Goal:
- Rack and provision new Dumps servers
- Migrate NFS for VPS & Toolforge
- Migrate rsync
- Migrate dumps.wikimedia.org
- Migrate NFS for Analytics
Initial reading
- Planning task and brainstorm - https://phabricator.wikimedia.org/T118154#3133894
- Hardware specs for labstore1006/7 - https://phabricator.wikimedia.org/T161311
- Rack/setup/install task for labstore1006/7 - https://phabricator.wikimedia.org/T167984
Current status summary: (some of this text is borrowed from the phab tasks listed above)
- Dataset1001 is the canonical dump storage server, and handles all the client usecases. Snapshot* hosts handle actual dumps production.
- Dataset1001 and the snapshot* hosts share data between each other through nfs mounts.
- There are 4 different client use cases
- NFS mounts for Cloud VPS projects
- Dataset1001 has mounted an NFS share from labstore1003 and copies the relevant files to that for Labs consumption
- NFS mounts for stat boxes for wikistats data generation
- Analytics mounts directly a share on dataset1001 for consumption
- Web service for public download access to dumps
- Uses copy on dataset1001 directly
- Rsync mirrors
- Use copy on dataset1001 directly
- NFS mounts for Cloud VPS projects
- Dataset1001 is currently in the public vlan, and uses about 50T of storage
- ms1001 is the backup server for dataset1001
- labstore1003 is a SPOF
Where we're going (focusing a bit more on the Cloud Services team's work for upcoming quarters)
- Separate the dumps generation layer from the dumps serving layer
- Have one cluster (internal vlan) - Dumpsdata* and Snapshot* - that handles all the generation, one cluster (public vlan) - Labstore1006 and 1007 - that handles all the client serving use cases (Analytics, VPS, Web, Rsync mirrors)
- Labstore1006 and 7 each have 72TB (36TB in internal drives, and 36TB in external shelves) storage available post RAID 10
- Labstore1006 and 7 will get their data through a periodic rsync from the canonical dumps server (dataset/dumpsdata)

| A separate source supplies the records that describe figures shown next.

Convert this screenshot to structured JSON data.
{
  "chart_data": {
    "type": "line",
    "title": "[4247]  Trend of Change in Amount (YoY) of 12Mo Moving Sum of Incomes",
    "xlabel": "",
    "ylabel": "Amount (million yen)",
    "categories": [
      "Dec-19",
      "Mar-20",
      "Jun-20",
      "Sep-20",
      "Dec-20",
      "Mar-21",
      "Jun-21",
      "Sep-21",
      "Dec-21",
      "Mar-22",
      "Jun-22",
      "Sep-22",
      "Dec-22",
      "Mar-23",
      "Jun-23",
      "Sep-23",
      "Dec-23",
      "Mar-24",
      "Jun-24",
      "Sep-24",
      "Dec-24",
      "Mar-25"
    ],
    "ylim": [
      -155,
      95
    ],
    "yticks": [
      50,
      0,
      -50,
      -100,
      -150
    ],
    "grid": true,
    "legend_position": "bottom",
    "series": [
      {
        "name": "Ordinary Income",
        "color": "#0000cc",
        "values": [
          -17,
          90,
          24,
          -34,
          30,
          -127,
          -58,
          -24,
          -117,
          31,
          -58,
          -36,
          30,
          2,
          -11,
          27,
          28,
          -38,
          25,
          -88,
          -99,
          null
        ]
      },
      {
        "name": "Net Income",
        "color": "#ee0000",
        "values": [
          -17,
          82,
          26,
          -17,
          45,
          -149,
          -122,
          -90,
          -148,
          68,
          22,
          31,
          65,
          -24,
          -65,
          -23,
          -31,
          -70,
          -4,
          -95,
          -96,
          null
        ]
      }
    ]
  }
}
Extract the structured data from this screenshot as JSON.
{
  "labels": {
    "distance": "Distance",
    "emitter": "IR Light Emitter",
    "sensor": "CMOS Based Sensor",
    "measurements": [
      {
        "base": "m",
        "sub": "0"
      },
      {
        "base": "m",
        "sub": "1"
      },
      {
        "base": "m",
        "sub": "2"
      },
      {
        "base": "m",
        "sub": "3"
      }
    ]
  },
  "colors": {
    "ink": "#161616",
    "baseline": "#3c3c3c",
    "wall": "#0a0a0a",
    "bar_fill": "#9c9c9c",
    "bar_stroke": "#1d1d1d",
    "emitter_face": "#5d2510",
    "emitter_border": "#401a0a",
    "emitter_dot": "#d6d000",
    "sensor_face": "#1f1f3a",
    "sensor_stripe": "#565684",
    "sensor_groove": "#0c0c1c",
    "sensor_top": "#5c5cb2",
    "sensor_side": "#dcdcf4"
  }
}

- Labstore1006 and 7 will be set up completely independently, with copies of data from pristine source, and the client use cases will be sharded between them
- We are hoping to put Analytics NFS mounts and VPS NFS mounts usecases in one server, and web and rsync mirrors on the other
- Labstore1006 and 7 should have the capability to failover client services between each other (as in provide all client use cases from a single server during maint. if necessary)
Task breakdown
- Finish rack/setup/install for labstore1006/7 - T167984
- Puppetize and setup initial lvms and directory structures - T171539
- Setup periodic rsync jobs from dataset1001/dumpsdata1001/2(?) to labstore1006 and 1007 - T171541
- Setup NFS kernel server to serve dumps to VPS instances and stat boxes - T181431
- Investigate alternatives for showmount check at instance boot time, so we can only open up port 2049 TCP from labstore1006/7 - T171508
- Figure out how NFS failovers will work (cluster IP failover will not work in the absence of matching underlying drbd volumes) - T171540
- Test mounting the shares on instances
- Test mounting the shares on stat boxes
- Investigate and setup the web service component that serves dumps to users - T188641
- Investigate the rsync mirrors setup - T188642
- Migrate Dumps WMCS NFS users from labstore1003 to labstore1006/7 - T188643
- Migrate the stat* mount from dataset1001 to labstore1006/7 (coordinate with Analytics/Ezachte) - T188644
- Get all the rsync mirror sites to to switch over to labstore1006,7 - T188645
- Point dumps.wikimedia.org to new servers - T188646
Open questions
- How are the rsync mirrors setup?
- What are the QoS mechanisms for web and rsync mirrors?
- How are outages currently handled?